The IIL IS-7 was a two-seat, sailplane designed by Iosif Șilimon and built in Romania in the late 1950s. Only one prototype was built.

==Design and development==
From about 1950 to his death in February 1981, Iosif Șilimon was Romania's most prominent glider designer, his aircraft distinguished by his initials. The IS-7, a two-seat high wing cantilever monoplane, first flew on 7 May 1959. Its wings had an all wood structure and were mounted with 3.5° of dihedral. They were straight tapered in plan, with a slightly forward swept leading edge and a quarter chord forward sweep of 6°, built around a single spar with a forward, plywood skinned torsion box between it and the leading edge; behind the spar the wing was fabric covered. The tips carried the small streamlined bodies known as salmons, common at the time. Its slotted ailerons, which filled about half the span and were divided into two pairs, were ply skinned but with an outer fabric covering. Spoilers, situated immediately inboard of the ailerons at about 40% chord, opened both above and below the wing.

The IS-7 had an ovoid cross-section plywood monocoque fuselage. Its tandem two seat cockpit stretched from the extreme nose to behind the wing leading edge, enclosed by a long, two part perspex canopy following the lines of the fuselage. The longer forward part opened to the side and the short aft section to the rear. Behind the wing the fuselage tapered to the tail. The horizontal tail was straight tapered in plan with squared tips, raised a little above the fuselage on a fin fillet and constructed in the same way as the ailerons. There were gaps at both ends of the elevators, between the fin at the root and between a rearwards tailplane extension at the tip. The elevators carried trim tabs. The ply-skinned fin and fabric, unbalanced rudder were straight edged, the latter reaching down to the keel.

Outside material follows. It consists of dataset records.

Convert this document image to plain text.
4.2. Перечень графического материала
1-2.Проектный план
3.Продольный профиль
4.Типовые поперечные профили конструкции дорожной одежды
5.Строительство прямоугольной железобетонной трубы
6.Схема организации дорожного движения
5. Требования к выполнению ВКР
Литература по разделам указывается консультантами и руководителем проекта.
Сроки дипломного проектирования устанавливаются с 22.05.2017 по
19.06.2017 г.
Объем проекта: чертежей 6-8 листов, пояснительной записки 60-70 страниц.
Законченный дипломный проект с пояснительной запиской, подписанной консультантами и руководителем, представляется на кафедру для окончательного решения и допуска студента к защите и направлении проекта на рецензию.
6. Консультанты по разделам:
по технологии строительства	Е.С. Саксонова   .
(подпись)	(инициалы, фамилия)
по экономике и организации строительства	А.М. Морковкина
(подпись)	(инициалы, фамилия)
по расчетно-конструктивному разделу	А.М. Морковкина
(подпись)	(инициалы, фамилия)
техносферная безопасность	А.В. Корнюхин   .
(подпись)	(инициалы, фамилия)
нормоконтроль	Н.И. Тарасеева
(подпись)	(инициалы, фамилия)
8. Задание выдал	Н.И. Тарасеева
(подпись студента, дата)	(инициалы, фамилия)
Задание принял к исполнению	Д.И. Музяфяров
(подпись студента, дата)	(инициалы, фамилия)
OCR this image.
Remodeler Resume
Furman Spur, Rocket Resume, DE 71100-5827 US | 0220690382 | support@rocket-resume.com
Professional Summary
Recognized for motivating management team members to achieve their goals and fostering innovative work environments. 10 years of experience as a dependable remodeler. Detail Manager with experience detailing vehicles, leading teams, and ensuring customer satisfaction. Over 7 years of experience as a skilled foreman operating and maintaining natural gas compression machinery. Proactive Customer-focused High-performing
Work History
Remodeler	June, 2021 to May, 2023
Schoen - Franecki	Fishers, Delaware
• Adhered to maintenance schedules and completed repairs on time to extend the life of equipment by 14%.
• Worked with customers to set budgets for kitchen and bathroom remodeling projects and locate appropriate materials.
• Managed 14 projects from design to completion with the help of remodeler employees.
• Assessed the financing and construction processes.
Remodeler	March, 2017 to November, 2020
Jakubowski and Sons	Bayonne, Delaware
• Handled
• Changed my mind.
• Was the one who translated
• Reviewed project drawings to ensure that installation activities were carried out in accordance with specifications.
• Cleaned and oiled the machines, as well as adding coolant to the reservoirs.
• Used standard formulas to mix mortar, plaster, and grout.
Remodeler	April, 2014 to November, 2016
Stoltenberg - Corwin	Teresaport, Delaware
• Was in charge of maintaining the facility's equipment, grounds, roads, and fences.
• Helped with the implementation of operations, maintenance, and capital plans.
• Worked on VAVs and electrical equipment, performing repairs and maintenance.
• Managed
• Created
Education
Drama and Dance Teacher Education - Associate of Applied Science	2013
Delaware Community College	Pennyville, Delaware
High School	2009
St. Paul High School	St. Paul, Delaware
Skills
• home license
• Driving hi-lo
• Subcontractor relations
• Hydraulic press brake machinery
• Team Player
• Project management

The IS-7 had a short, rubber sprung skid under the cockpit and a fixed, unsprung monowheel under the wing, fitted with a brake. There was also a small tail skid.

The IS-7 was classed as semi-aerobatic. Development of it ceased when it was decided that the IIL IS-8, another Silimon designed two seater but with a smaller span, would be operationally simpler and more economical to run.